Māyā. Illusion; the cosmic power which renders phenomenal existence and the perceptions thereof possible. In Hindu philosophy that alone which is changeless and eternal is called reality; all that which is subject to change through decay and differentiation and which has therefore a beginning and an end is regarded as māyā—illusion.—H. P. Blavatsky, Theosophical Glossary

The Universe is called, with everything in it, Maya, because all is temporary therein, from the ephemeral life of a fire-fly to that of the Sun. Compared to the eternal immutability of the One, and the changelessness of that Principle, the Universe, with its evanescent ever-changing forms, must be necessarily, in the mind of a philosopher, no better than a will-o’-the-wisp. Yet, the Universe is real enough to the conscious beings in it, which are as unreal as it is itself.—H. P. Blavatsky, The Secret Doctrine, 1:274

On “Nidana and Maya” from Transactions of the Blavatsky Lodge by H. P. Blavatsky

Q. Are Nidâna and Maya (the great causes of misery) aspects of the Absolute?

A. Nidana means the concatenation of cause and effect; the twelve Nidânas are the enumeration of the chief causes which produce the severest reaction or effects under the Karmic law. Although there is no connection between the terms Nidana and Maya in themselves, Maya being simply illusion, yet if we consider the universe as Maya or illusion, then certainly the Nidânas, as being moral agents in the universe, are included in Maya. It is Maya, illusion or ignorance, which awakens Nidânas; and the cause or causes having been produced, the effects follow according to Karmic law. To take an instance: we all regard ourselves as Units, although essentially we are one indivisible Unit, drops in the ocean of Being, not to be distinguished from other drops. Having then produced this cause, the whole discord of life follows immediately as an effect; in reality it is the endeavour of nature to restore harmony and maintain equilibrium. It is this sense of separateness which is the root of all evil.

Q. Perhaps it would therefore be better to separate the two terms, and state whether Maya is an aspect of the Absolute?

A. This can hardly be so, since Maya is the Cause, and at the same time an aspect, of differentiation, if of anything. Moreover, the Absolute can never be differentiated. Maya is a manifestation; the Absolute can have no manifestation, but only a reflection, a shadow which is radiated periodically from it—not by it.

Q. Yet Maya is said to be the Cause of manifestation or differentiation?

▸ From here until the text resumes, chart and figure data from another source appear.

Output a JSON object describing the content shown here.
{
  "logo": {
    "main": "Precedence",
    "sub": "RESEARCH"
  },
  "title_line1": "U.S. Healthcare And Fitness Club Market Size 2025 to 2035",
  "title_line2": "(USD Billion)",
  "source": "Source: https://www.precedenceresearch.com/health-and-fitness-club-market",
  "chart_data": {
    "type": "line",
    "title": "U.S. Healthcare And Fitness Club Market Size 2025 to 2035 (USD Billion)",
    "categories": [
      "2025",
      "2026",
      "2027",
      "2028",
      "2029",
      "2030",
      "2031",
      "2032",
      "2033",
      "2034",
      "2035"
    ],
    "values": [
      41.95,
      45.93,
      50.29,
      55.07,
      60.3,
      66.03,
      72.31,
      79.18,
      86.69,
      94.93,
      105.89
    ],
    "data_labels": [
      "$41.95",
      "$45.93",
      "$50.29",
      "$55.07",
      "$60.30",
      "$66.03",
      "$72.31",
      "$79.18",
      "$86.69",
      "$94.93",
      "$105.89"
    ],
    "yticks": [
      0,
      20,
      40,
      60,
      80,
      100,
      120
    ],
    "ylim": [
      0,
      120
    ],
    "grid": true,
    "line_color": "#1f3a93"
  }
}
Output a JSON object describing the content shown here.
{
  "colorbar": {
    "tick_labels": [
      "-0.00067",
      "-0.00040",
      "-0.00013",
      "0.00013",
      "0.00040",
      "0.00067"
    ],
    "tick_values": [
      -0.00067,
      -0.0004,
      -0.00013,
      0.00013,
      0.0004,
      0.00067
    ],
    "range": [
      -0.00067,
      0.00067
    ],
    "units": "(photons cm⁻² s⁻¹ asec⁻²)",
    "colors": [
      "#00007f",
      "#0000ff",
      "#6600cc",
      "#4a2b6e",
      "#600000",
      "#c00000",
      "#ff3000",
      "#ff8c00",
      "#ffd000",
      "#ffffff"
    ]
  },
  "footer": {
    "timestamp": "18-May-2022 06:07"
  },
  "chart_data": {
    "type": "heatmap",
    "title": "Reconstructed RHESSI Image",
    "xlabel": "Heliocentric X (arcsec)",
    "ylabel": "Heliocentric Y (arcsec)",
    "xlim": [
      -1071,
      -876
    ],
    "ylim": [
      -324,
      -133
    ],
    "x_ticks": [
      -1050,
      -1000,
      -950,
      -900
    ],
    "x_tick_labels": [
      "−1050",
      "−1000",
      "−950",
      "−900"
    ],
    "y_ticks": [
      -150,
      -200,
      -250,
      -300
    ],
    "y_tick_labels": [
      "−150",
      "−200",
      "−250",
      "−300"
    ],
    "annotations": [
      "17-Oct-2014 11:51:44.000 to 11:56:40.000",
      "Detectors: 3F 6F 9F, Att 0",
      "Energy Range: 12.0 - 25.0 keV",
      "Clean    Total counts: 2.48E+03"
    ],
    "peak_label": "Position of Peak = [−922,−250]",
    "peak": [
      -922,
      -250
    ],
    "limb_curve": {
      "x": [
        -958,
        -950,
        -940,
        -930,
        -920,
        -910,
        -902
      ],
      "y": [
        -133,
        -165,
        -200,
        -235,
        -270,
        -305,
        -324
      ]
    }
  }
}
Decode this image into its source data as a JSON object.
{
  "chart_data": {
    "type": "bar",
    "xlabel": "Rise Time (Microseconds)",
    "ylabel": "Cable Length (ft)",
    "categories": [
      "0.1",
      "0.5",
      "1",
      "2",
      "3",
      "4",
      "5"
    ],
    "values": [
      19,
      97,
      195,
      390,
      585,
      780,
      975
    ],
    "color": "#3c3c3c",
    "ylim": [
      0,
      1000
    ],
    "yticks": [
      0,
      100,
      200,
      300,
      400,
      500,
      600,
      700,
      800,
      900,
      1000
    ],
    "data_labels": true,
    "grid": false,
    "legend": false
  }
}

A. What of that? Certainly if there were no Maya there would be no differentiation, or, rather, no objective universe would be perceived. But this does not make of it an aspect of the Absolute, but simply something coeval and coexistent with the manifested Universe or the heterogeneous differentiation of pure Homogeneity.

Q. By a parity of reason, then, if no differentiation, no Maya? But we are speaking of Maya now as the cause of the Universe, so that the moment we get behind differentiation, we may ask ourselves—Where is Maya?

A. Maya is everywhere, and in every thing that has a beginning and an end; therefore, every thing is an aspect of that which is eternal, and in that sense, of course Maya itself is an aspect of Sat, or that which is eternally present in the universe, whether during Manvantara or Mahapralaya. Only remember that it has been said of even Nirvâna that it is only Maya when compared with the Absolute.

Q. Is then Maya a collective term for all manifestations?

A. I do not think this would explain the term. Maya is the perceptive faculty of every Ego which considers itself a Unit separate from, and independent of, the One infinite and eternal Sat, or “be-ness.” Maya is explained in exoteric philosophy and the Purânas, as the personified active Will of the Creative God—the latter being but a personified Maya himself—a passing deception of the senses of man, who began anthropomorphizing pure abstraction from the beginning of his speculations. Maya, in the conception of an orthodox Hindu, is quite different from the Maya of a Vedantin Idealist or an Occultist. The Vedanta states that Maya, or the deceptive influence of illusion alone, constitutes belief in the real existence of matter or anything differentiated. The Bhagavata Purâna identifies Maya with Prakriti (manifested nature and matter). Do not some ad vanced European metaphysicians, such as Kant, Schopenhauer, and others, assert the same? Of course they got their ideas about it from the East—especially from Buddhism; yet the doctrine of the unreality of this universe has been pretty correctly worked out by our philosophers—on general lines, at any rate. Now, although no two people can see things and objects in exactly the same way, and that each of us sees them in his own way, yet all labour more or less under illusions, and chiefly under the great illusion (Maya) that they are, as personalities, distinct beings from other beings, and that even their Selves or Egos will prevail in the eternity (or sempiternity, at any rate) as such; whereas not only we ourselves, but the whole visible and invisible universe, are only a temporary part of the one beginningless and endless whole, or that which ever was, is, and will be.